Thursday, August 30, 2012

I'm not kidding about The Television

Let me make one thing plain from this here outset. I did not open a book for pleasure until I was, oh, about 15. All I did before that was watch TV. So I know the lovely luxury of switching off as you switch it on. I know the intoxicating escapism of the medium. Believe me.

But these days, Jesus. All I ever seem to want to watch are snippets from iView and ABC News24. Even when I have a television at my disposal—when I'm languishing on someone else's couch, say—I turn to freaking News24.

Why I can't sit down to watch The Block or Masterchef or The Voice or Grand fucking Designs like the rest of the world, I have no idea. I am re-watching Deadwood on DVD, but that's like one episode at a time, a couple of times a week, max.

So maybe I watch four hours of moving pictures a week at the outside. I do like movies; I just don't seem to get time to watch them.

I know what you're thinking: what the hell do I do with my evenings? By way of retort, let me say I would rather die than surf the channels nightly, looking for "something good on". I would rather die than get the paper for the sake of the Green Guide (I know people who still do this. People with the Web connected to their very homes. I'm not kidding). I would rather die, these days, than give up my nights at home, any of then really, to The Television.

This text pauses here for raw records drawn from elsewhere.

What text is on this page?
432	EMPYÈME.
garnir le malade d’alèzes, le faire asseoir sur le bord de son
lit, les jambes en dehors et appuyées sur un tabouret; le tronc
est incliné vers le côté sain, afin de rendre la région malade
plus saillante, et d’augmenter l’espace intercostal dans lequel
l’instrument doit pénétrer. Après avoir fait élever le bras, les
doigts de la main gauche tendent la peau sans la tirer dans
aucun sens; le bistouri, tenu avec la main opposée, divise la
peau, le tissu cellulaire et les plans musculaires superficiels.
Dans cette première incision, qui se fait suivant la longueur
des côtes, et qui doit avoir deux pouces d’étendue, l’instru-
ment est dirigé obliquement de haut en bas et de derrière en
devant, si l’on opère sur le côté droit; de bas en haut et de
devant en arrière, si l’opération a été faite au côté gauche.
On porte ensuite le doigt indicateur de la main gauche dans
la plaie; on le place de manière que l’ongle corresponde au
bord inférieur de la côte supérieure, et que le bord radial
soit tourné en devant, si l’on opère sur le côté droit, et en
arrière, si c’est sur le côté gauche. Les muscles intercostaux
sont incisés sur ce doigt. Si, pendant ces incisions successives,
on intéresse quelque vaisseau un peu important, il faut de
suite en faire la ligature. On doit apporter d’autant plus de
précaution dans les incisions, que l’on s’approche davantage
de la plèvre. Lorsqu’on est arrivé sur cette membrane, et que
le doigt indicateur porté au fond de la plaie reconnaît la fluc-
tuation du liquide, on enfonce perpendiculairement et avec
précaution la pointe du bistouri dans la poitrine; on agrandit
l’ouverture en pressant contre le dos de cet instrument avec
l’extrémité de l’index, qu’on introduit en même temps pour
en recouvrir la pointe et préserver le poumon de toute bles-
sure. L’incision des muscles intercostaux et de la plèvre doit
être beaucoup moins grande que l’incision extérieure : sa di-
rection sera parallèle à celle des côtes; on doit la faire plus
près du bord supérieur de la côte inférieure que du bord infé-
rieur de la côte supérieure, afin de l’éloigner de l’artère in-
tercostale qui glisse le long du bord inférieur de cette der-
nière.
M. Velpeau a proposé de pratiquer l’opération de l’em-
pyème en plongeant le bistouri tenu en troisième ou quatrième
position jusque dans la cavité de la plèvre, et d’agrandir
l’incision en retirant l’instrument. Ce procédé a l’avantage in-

What I do when I have an evening at home—and there are, say, four a week—is:

write; light the fire, then stare into it; wash dishes; play records; mail-order seeds, books, cheese cultures, music, or wine yeast; clean the chainsaw; make cocktails; mend things; cook; turn the incubating eggs; thin seedlings; write personal email to my closest charmers; Skype if the stars align; go to bed with a rum and read.

Far from the days of Gilligan and Solid Gold, I've become so abstracted from TV/series culture that I literally cannot understand how people go home and turn it on and sit down in front of it every night, let alone put it on in the mornings. You'd think that living alone I'd be glad to have it babbling—for the company, as people say—but I'd much rather listen to the wind and the frogs and the odd cow lowing in the valley.

I don't know what's happened to me. But I'm really, seriously, not kidding about The Television.